Cytomedix Acquires Aldagen
Cytomedix, Aldagen, acquisition details, 5 million dollar stock purchase, PRP platform technology, Martin Rosendale, cell selection technology |
Cytomedix, Inc. recently announced the completion of the acquisition of Aldagen, Inc., a privately held biopharmaceutical company developing regenerative cell therapies based on its proprietary ALDH bright cell (ALDHbr) technology. Under the terms of the transaction, Cytomedix issued preferred shares valued at $16 million based on a 10-day volume-weighted average price calculated through February 2, 2012. Cytomedix will issue additional consideration to be paid in common stock upon the successful attainment of several clinical milestones. As part of the transaction, certain Aldagen investors purchased $5 million of Cytomedix common stock in a private placement concurrent with the closing of this acquisition.
“Since joining Cytomedix as CEO in 2008, our strategy has evolved, but the vision to transform the company from a wound-care-based technology platform into a broader regenerative medicine company has remained constant. In pursuit of this vision, we started with the successful 2010 acquisition and integration of the Angel System, a unique, best-in-class PRP platform technology that has allowed us to grow from nominal sales to $6 million per year in just over 18 months,” said Martin P. Rosendale, CEO of Cytomedix.

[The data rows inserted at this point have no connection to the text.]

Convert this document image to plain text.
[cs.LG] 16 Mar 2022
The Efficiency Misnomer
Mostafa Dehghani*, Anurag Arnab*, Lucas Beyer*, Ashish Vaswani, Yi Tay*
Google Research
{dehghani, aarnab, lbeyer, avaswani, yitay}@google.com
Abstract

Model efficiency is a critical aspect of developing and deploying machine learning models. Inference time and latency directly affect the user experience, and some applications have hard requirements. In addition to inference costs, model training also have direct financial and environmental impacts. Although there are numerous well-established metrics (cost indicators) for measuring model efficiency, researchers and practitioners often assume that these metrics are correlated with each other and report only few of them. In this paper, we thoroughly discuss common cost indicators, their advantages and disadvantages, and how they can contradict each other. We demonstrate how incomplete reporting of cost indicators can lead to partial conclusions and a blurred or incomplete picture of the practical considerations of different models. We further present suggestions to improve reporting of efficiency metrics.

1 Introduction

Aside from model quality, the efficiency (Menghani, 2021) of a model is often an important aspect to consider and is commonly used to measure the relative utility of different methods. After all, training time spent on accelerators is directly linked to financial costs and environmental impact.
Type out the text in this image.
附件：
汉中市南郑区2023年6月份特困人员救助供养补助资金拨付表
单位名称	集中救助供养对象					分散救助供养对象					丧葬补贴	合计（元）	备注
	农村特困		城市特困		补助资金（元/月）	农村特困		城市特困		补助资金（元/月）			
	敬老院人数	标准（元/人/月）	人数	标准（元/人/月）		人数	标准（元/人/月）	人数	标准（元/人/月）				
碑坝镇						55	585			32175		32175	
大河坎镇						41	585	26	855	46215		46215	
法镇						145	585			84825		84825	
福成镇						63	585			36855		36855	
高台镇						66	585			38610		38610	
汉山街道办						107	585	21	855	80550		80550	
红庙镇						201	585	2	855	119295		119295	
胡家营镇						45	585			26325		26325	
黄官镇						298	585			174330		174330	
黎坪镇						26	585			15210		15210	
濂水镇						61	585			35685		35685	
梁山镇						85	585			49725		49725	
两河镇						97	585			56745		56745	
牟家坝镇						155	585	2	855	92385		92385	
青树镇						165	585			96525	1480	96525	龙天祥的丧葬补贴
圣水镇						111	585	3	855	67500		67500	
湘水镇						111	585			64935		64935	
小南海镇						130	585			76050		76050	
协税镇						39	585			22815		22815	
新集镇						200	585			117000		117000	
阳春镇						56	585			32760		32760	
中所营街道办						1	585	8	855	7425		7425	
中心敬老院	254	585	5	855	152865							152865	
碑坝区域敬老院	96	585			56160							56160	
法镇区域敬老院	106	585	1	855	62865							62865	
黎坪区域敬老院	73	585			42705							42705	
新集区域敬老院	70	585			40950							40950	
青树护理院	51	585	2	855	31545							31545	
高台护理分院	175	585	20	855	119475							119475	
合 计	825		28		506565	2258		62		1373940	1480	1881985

“This strategic acquisition of Aldagen provides Cytomedix with a novel, patent-protected cell selection technology that fits well with our existing commercial products and strengthens our long-range growth profile,” he continued. “In combination, we now touch the three pillars of regenerative medicine with autologous stem cells, platelet-derived signal molecules, and plasma scaffolds. We view the acquisition of Aldagen as an opportunistic transaction at an attractive valuation that will allow us to build and expand our new product development efforts with Aldagen’s technology, intellectual property, people, and clinical expertise. In terms of maximizing opportunity for our shareholders while managing and mitigating risk, we believe this transaction is very advantageous.”
At the closing, Cytomedix issued 135,398 newly designated Cytomedix Series E preferred shares to Aldagen shareholders. Pro forma for the conversion of these shares to common stock, as set forth in the designations documents for the Series E preferred stock, Aldagen shareholders will own approximately 17.3% of Cytomedix common shares outstanding after the concurrent conversion and/or redemption of all existing Cytomedix preferred shares.
There are also contingent clinical milestone payments totaling up to 20,309,723 shares, which will be issued to Aldagen shareholders upon the achievement of predetermined clinical milestones associated with an ongoing Aldagen Phase II trial in post-acute ischemic stroke. Notably, 80% of this contingent consideration is issuable only upon a favorable clinical efficacy signal in the aforementioned trial. The costs of the clinical trial will be funded, in part, by the $5 million investment made by Aldagen shareholders, $3 million in proceeds from completed or committed warrant exercises by existing Cytomedix shareholders, as well as a portion of Cytomedix’ cash on hand. All up-front and contingent consideration shares are subject to lock-up restrictions ranging from 6 to 18 months.